Man weiß es nicht, man kann nur hoffen, dass die Begleiterin des Zugbegleiters genügend „Anschlussmobilität“ besitzt.
„Zug verkehrt in umgekehrter Zugreihung“.
Aha. Er verkehrt! Das ist schon mal gut, wenn auch in verkehrter Zugreihung oder umgekehrter, wobei sich nicht erschliesst, wie die richtige Zugreihung ist.
Dem Reisenden soll schließlich die Lust vergehen, da kann man ihm nicht einfach sagen, dass die Erste Klasse sich am Zuganfang befindet. Vor allem, weil keiner weiß, wo denn der Zuganfang ist. Der ist immer am Bahnsteigende. Wird dort mit viel, viel Geld gar gebaut, damit man nach dem Bau mit weniger Zügen „optimiert“ verkehren kann, dann muss man, wenn man Pech hat, bis zur ersten Station zu Fuß laufen, ehe man ansteigen kann.
Die Bahn weiß, der Fahrgast ist gerne viel zu Fuß unterwegs, sonst würde er ja den Bus nehmen. Da schmeißt man sein Gepäck einfach in den Laderaum, bezahlt dreißig Euro und fährt dann in drei Stunden durch halb Deutschland.

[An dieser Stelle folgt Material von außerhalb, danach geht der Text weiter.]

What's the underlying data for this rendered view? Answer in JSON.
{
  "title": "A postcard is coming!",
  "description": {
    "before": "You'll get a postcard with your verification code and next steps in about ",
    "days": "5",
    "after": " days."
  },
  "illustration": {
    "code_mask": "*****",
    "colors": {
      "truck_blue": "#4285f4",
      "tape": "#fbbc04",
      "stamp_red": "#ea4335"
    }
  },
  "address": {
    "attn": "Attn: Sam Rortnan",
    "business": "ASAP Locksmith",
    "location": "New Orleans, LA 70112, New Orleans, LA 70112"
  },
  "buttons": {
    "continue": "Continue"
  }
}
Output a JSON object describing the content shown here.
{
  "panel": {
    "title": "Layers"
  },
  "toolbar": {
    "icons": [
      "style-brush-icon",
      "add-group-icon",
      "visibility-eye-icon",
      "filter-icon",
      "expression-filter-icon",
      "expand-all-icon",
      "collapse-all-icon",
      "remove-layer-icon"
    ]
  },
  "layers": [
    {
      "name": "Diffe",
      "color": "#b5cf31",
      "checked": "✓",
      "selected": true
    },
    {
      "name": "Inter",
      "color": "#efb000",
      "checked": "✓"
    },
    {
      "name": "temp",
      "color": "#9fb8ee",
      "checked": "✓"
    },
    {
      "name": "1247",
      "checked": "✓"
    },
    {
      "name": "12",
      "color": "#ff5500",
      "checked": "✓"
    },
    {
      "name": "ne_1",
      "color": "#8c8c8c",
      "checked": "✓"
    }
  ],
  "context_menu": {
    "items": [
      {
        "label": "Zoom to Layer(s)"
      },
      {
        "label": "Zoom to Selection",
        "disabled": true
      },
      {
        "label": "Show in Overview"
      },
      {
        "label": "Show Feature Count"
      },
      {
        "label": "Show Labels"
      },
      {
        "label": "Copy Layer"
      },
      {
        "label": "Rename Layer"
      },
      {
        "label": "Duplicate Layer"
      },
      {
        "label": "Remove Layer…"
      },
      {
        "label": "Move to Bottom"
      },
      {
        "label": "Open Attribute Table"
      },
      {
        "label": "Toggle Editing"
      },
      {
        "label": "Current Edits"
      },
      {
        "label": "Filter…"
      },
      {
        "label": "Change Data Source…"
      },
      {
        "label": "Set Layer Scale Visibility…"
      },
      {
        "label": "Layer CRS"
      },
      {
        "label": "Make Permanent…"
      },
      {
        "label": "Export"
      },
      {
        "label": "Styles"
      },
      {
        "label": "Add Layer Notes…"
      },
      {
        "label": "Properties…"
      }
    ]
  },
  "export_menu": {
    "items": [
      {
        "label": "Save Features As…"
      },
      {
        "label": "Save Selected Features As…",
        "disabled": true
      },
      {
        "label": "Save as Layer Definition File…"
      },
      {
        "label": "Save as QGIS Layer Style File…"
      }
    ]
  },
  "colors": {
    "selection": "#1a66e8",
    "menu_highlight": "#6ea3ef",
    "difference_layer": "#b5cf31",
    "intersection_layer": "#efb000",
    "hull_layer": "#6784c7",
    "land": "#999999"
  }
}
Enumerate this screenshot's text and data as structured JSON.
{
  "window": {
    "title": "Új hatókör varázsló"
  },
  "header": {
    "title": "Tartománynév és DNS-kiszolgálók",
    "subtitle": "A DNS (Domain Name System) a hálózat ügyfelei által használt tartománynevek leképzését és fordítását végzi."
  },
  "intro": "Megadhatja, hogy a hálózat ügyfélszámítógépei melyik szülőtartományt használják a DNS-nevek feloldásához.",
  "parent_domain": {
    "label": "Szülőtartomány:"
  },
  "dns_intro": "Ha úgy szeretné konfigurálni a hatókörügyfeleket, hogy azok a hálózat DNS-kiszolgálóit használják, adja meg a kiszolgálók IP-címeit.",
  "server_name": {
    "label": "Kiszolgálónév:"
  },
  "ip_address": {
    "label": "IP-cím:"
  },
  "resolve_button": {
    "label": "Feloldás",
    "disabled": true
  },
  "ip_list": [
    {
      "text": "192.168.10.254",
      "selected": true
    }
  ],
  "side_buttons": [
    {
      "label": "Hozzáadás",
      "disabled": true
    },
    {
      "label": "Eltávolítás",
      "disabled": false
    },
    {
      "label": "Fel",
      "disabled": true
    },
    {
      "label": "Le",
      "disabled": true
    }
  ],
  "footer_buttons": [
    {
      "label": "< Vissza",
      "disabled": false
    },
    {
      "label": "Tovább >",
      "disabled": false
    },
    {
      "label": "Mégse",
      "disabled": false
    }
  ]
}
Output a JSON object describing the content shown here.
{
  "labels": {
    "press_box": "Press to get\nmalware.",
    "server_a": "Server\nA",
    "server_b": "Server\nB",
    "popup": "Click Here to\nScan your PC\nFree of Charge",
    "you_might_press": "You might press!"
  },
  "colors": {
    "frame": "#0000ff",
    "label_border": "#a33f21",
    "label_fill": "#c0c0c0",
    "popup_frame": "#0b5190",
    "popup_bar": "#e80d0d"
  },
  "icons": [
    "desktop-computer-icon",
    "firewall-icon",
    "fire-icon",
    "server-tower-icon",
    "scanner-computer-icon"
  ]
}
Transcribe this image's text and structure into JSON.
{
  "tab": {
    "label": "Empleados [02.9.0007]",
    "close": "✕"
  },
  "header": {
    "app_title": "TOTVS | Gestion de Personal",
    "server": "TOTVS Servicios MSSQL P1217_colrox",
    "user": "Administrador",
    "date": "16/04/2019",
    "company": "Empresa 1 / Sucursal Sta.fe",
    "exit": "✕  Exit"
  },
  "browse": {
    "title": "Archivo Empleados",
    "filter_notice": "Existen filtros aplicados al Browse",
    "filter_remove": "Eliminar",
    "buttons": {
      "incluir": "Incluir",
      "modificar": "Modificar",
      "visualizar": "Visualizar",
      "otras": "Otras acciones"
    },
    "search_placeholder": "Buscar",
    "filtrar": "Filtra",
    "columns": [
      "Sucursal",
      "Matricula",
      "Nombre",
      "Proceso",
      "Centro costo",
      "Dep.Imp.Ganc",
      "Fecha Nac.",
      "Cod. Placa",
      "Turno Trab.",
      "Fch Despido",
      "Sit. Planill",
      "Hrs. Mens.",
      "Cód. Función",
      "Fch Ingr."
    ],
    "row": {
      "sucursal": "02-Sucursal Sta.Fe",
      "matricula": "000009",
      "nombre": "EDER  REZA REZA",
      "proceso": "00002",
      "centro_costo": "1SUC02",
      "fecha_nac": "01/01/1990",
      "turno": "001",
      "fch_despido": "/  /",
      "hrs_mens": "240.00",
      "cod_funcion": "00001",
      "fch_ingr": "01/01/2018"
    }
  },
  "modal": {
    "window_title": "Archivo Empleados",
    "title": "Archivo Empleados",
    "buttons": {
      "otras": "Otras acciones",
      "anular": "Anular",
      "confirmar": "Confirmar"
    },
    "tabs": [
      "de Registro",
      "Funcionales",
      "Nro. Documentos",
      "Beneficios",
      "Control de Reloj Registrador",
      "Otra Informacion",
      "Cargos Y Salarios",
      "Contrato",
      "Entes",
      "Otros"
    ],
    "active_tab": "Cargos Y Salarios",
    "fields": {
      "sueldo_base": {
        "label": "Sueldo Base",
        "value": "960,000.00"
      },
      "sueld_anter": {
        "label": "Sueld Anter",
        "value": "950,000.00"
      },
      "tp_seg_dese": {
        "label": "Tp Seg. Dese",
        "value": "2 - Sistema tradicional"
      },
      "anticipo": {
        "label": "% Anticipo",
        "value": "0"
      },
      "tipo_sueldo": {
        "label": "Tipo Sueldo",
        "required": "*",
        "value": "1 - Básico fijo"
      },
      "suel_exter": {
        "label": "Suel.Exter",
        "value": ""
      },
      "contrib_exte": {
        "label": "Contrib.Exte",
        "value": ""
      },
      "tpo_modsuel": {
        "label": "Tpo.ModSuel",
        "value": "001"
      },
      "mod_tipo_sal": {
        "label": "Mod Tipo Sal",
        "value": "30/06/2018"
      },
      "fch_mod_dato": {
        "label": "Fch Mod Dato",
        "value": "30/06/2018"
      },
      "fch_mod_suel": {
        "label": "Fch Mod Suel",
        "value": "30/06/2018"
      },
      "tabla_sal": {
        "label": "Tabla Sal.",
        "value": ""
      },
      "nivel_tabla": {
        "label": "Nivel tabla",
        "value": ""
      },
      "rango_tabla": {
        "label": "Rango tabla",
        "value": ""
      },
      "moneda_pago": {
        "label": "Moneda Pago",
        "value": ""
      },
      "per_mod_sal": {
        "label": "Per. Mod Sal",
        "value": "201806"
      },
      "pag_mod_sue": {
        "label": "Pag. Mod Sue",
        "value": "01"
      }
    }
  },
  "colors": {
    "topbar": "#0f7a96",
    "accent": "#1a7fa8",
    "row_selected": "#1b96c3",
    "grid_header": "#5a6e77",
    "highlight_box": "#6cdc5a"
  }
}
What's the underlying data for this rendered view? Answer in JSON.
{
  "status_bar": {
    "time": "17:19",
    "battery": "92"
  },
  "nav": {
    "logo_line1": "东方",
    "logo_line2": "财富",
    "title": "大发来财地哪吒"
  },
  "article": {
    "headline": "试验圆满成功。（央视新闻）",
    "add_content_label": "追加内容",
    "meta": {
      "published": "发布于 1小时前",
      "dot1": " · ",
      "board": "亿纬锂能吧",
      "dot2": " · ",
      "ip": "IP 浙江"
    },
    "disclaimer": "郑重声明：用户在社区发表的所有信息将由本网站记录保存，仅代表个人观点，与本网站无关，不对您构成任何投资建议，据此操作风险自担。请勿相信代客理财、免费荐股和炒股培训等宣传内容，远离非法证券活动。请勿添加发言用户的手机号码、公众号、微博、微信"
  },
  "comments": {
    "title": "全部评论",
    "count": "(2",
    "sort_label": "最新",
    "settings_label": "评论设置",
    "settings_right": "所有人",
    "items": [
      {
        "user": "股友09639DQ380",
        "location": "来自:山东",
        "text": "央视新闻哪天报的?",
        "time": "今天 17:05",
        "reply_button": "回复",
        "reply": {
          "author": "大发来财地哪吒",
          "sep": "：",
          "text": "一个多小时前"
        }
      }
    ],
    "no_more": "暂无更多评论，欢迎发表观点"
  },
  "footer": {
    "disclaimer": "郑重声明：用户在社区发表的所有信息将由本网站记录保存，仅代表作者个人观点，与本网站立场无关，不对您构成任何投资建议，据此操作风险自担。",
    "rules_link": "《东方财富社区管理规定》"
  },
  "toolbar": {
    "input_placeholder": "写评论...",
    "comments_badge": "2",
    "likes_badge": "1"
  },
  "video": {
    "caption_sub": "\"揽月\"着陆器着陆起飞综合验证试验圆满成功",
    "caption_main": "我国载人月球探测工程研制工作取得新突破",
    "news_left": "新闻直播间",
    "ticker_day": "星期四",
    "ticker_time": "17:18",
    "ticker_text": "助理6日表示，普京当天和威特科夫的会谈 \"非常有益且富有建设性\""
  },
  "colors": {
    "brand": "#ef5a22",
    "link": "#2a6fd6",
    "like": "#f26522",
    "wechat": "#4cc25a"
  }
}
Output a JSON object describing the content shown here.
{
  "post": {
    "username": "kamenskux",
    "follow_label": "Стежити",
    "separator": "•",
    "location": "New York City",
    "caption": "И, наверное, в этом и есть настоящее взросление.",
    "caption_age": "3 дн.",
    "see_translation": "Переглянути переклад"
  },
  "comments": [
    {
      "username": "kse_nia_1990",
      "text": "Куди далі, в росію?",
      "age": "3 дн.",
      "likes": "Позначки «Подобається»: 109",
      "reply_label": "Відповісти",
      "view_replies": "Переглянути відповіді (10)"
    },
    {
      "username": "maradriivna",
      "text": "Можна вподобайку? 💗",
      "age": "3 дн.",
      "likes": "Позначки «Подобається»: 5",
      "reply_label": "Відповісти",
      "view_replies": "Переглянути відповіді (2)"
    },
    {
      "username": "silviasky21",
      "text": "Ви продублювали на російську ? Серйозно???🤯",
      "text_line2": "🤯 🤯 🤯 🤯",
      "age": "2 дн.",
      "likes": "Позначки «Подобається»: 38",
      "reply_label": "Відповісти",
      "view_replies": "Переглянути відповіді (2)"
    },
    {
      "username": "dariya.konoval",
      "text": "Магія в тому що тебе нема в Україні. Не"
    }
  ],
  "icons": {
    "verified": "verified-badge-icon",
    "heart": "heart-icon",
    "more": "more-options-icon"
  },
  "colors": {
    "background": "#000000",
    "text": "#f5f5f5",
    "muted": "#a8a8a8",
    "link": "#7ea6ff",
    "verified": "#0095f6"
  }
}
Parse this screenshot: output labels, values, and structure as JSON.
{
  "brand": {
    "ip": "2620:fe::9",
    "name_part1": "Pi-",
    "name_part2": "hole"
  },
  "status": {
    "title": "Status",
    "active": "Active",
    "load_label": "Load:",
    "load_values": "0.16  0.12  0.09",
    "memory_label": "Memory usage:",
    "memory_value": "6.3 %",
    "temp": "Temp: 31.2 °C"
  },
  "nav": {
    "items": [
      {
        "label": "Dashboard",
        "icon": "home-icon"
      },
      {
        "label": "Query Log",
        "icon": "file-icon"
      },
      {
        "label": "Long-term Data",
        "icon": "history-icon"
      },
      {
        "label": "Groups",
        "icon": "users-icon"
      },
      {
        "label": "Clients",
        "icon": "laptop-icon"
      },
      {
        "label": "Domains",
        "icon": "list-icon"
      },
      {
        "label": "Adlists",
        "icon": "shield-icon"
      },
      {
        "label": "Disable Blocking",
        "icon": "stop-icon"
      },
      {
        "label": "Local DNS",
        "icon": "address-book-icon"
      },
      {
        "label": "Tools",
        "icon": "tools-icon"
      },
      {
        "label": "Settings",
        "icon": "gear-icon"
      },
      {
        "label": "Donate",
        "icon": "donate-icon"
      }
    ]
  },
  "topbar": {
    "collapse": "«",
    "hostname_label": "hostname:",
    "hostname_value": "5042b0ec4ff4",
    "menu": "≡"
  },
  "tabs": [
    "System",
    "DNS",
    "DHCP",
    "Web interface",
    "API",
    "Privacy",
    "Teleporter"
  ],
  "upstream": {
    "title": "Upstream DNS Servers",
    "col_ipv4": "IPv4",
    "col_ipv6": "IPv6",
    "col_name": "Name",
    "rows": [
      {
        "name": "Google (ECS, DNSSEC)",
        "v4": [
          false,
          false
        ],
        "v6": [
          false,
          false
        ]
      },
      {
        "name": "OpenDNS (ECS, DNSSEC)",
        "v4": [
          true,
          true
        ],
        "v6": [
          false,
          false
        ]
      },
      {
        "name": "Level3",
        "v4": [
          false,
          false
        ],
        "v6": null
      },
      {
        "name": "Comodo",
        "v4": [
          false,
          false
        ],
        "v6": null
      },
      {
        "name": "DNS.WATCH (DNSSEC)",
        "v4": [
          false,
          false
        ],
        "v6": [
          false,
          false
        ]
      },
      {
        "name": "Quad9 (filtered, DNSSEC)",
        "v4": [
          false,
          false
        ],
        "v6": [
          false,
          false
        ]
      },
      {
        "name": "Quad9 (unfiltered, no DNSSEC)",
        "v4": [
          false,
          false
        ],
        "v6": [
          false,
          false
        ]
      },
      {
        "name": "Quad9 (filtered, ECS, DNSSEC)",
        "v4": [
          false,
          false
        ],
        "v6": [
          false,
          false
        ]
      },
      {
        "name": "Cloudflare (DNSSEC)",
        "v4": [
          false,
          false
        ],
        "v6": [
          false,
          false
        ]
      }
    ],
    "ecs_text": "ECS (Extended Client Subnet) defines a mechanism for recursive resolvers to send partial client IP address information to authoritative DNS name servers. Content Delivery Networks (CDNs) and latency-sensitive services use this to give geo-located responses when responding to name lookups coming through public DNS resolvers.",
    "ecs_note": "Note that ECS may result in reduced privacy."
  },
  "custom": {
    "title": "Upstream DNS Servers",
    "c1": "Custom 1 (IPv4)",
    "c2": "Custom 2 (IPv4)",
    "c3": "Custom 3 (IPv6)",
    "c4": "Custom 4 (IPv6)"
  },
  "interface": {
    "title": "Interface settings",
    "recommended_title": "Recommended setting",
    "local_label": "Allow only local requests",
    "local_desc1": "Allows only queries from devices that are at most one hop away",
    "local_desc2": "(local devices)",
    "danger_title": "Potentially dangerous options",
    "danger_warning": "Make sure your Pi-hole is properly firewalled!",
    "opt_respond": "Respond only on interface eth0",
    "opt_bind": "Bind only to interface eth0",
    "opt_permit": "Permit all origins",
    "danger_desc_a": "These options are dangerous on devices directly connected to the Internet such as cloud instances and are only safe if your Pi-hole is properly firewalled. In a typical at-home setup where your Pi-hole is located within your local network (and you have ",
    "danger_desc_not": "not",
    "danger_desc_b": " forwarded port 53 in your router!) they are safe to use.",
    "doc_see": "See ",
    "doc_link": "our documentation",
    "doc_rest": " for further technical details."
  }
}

Bei der Bahn funktioniert das ähnlich: Man nimmt am Besten einen Kleinkredit auf, um für den doppelten Fahrpreis sein Gepäck zu verschicken, und schon nach drei Stunden fährt man dreißig Kilometer weit, ehe eine „Zugüberholung“ oder ein technisches Problem nebst „Personalwechsel“ bevorsteht, oder gar ein Vertragsbauer mit seiner Milchkuh auf den Gleisen steht.
Besonders ominös sind auch die „Zuglaufteile“, die mancher Zug mit sich führt. Da kann es schon mal passieren, dass, wenn man aus dem Süden kommt und nach Dortmund will, man in Köln innerhalb des Zuges umsteigen muss, weil die Zuglaufteile in Köln verenden möchten. Es heißt denn lapidar, dass diese Zuglaufteile in Köln enden und nur die restlichen Teile des Zuges bis Dortmund weiterfahren, warum auch immer. Vielleicht ist just die Garantie abgelaufen, oder die Waggons werden weiter vermietet an Passagiere, die übernachten müssen, weil sie ihren Anschlusszug nicht erwischt haben.
Es ist also gut, wenn man das Bahnsprech beherrscht, sonst kann man das Nachtleben von Köln kennenlernen.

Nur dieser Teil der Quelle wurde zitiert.